By Libya Herald reporters.
Tripoli/Tunis, 20 March 2017:
National Oil Corporation chief Mustafa Sanalla remains confident that the organisation will resume full control of the eastern oil terminals in the Oil Crescent despite messages to the contrary from the House of Representatives and the rival NOC in Beida.
After the Libyan National Army last September ousted Ibrahim Jadhran’s Petroleum Facilities Guard from Zuetina, Brega, Ras Lanuf and Sidra, control of the terminals, along with that of Tobruk which had always stayed operational, were passed back to NOC in Tripoli.
However, the brief capture of Ras Lanuf and Sidra by the Benghazi Defence Brigades appears to have changed the mood in the east.
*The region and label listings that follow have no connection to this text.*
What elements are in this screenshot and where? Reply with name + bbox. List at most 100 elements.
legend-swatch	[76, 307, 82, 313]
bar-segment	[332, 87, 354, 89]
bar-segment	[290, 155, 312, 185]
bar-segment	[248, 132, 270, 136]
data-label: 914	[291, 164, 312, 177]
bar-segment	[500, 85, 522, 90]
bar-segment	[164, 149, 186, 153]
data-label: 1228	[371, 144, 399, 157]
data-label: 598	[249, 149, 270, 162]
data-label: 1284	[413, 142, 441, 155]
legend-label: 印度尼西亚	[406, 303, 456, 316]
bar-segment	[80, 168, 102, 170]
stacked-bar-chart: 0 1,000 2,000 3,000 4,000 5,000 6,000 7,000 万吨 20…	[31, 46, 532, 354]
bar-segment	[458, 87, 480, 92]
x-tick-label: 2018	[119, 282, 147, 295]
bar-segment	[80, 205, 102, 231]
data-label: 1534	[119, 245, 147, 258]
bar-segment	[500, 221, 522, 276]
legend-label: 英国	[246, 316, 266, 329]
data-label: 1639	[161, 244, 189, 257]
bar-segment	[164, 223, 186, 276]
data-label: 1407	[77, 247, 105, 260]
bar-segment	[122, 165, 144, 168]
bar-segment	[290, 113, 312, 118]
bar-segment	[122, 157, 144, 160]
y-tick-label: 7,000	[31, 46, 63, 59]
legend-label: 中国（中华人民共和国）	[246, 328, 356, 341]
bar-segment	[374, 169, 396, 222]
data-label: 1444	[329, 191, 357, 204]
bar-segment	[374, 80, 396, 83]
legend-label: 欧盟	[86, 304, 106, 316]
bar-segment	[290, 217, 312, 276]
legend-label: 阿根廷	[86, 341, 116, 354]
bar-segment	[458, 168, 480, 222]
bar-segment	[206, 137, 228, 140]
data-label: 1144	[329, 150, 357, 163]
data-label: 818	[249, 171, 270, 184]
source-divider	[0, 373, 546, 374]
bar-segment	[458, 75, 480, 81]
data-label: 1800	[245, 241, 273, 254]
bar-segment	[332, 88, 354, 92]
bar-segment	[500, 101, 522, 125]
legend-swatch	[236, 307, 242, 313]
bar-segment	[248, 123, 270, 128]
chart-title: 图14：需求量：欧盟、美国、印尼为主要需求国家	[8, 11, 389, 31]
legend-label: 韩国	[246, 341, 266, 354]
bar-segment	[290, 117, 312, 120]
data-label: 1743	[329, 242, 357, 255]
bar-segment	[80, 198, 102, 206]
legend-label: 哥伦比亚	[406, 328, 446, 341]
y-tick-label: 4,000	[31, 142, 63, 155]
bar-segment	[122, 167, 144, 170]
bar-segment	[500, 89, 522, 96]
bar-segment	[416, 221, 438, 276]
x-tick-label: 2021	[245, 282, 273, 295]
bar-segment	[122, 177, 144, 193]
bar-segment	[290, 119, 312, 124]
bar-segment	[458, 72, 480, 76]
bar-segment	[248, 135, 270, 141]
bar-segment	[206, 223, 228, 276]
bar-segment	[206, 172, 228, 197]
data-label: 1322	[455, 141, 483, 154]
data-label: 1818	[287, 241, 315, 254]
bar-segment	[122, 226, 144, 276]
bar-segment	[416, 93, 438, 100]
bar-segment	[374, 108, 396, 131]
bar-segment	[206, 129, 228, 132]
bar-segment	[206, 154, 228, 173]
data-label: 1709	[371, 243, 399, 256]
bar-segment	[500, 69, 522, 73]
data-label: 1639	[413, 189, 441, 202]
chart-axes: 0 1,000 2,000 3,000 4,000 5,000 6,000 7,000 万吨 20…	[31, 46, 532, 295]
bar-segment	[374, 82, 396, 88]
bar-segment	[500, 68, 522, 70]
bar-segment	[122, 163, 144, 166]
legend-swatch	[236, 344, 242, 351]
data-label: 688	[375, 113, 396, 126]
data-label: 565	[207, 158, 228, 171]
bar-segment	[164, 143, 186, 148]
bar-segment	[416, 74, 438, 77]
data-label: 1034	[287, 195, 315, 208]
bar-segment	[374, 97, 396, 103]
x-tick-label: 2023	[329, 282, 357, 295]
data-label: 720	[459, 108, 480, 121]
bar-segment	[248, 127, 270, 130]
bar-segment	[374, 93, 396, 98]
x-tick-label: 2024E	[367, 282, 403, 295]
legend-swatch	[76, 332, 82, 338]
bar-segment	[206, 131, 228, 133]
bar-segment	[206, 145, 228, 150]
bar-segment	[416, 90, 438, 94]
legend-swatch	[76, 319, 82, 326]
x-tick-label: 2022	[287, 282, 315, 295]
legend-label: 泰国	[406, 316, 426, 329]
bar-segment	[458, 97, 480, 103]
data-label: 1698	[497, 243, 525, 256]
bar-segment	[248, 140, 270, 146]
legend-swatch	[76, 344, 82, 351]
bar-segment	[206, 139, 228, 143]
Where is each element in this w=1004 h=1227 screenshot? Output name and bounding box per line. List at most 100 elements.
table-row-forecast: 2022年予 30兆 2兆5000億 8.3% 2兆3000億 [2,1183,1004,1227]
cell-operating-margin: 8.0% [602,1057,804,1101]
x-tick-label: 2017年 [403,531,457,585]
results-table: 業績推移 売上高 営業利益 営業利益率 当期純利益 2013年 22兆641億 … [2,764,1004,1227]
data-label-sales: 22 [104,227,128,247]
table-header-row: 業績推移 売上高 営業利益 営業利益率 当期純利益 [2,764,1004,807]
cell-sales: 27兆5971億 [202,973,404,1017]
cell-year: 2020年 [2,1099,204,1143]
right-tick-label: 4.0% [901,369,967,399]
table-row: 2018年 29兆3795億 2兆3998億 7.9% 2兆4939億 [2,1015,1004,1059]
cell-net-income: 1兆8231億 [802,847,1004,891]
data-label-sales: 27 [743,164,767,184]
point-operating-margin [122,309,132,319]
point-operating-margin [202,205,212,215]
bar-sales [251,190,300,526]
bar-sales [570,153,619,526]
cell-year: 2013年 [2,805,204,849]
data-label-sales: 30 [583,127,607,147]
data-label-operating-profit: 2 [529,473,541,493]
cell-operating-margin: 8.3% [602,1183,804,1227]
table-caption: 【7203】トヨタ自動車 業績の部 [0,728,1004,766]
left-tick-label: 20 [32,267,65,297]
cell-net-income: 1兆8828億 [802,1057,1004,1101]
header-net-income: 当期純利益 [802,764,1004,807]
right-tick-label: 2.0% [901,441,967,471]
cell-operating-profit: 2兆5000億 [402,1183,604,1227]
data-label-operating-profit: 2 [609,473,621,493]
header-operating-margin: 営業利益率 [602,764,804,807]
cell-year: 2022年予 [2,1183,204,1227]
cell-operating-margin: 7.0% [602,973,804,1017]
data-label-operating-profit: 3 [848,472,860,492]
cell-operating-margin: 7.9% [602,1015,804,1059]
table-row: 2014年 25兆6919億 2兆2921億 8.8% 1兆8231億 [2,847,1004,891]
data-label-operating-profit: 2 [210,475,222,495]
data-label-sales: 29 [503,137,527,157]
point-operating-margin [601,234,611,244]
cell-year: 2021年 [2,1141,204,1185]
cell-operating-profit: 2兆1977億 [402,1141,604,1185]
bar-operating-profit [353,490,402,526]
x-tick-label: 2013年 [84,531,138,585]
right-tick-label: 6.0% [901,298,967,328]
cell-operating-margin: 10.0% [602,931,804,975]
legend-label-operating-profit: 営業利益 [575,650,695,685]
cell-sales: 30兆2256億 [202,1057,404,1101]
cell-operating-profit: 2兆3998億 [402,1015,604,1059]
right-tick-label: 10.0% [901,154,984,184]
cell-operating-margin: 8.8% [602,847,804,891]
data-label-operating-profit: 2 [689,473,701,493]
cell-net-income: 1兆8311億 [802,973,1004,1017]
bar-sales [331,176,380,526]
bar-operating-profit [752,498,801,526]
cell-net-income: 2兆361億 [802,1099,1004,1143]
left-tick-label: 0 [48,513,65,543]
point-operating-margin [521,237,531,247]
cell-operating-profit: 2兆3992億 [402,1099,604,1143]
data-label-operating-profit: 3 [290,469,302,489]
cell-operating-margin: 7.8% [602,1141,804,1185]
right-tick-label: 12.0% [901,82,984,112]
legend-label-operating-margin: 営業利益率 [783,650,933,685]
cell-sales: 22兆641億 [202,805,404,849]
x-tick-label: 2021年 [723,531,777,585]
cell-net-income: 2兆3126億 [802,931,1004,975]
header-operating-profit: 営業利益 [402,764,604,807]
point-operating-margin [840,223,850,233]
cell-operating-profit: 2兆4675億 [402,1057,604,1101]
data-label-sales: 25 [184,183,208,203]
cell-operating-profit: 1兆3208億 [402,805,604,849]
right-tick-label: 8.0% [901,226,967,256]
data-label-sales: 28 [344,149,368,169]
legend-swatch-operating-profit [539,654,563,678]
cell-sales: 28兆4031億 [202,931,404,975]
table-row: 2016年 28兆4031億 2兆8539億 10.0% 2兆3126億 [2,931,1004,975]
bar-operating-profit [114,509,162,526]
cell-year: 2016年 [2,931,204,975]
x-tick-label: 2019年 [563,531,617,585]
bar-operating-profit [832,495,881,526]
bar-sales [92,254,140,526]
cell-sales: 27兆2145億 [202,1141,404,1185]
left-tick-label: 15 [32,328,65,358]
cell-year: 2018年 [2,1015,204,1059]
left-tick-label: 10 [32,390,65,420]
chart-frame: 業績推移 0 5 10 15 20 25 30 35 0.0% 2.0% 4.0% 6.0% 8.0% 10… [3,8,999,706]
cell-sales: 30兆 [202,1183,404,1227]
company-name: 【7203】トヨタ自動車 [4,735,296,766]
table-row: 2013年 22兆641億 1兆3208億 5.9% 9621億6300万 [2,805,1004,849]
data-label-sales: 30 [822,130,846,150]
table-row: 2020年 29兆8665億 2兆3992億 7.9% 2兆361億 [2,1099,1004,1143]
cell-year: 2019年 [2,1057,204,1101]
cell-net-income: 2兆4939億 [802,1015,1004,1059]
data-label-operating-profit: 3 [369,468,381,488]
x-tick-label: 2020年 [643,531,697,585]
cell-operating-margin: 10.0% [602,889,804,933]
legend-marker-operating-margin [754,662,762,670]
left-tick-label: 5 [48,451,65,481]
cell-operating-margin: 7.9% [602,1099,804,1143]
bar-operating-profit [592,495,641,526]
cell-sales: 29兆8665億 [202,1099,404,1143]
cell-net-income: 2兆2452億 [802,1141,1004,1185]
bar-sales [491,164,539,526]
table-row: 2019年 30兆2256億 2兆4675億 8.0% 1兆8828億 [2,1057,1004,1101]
Although Presidency Council chief Faiez Serraj denied that his government in Tripoli had authorised the BDB attack, his defence minister Mahdi Al-Barghathi had said he was sending 600 troops to reinforce the BDB while PC-appointed chief of the PFG Idris Bukhamada had also moved his men to protect the terminals.
Nevertheless, Sanalla has told Reuters that he had no reason to believe that Tripoli NOC would not regain control of the two oil ports. “We have been coordinating our assessment of the facilities with them,” he told the news agency, “We have no reason to believe control of the ports will not be handed back to NOC.”
It is understood the the two export terminals suffered no serious damage in the latest fighting despite BDB claims the LNA warplanes had deliberately targeted the oil facilities. It appears that the BDB did not put any men into the terminals themselves.
Sanalla said that it had been decided to resume operations following a technical assessment and a check by military engineers for unexploded ordinance. Workers were returning to the two ports and the Waha Oil Company had resumed pumping to Sidra on Saturday. It had begun sending 25,000 b/d. Before the BDB attack the flow had been 75,000 b/d.
Bloomberg quoted the coordinator of NOC’s Oil Crescent emergency committee, Mustafa El-Zegheid, that at least 45 workers and engineers had returned to Ras Lanuf and 35 more to Sidra.
Before the attack Libya production had hovered around 700,000 b/d but is currently some 611,000 b/d. Sanalla said that he hoped to bring output up to 800,000 b/d by the end of next month.
On Saturday, Sanalla hosted China’s Libyan ambassador Li Zhiguo and officials from Beijing’s state-owned UNIPEC oil trading company. Their discussions included oil contracts and the return of Chinese engineers who had quit in 2014 as security collapsed.
The NOC also reported that Sanalla had been invited to make an official visit to China with the idea of developing oil industry links with Libya.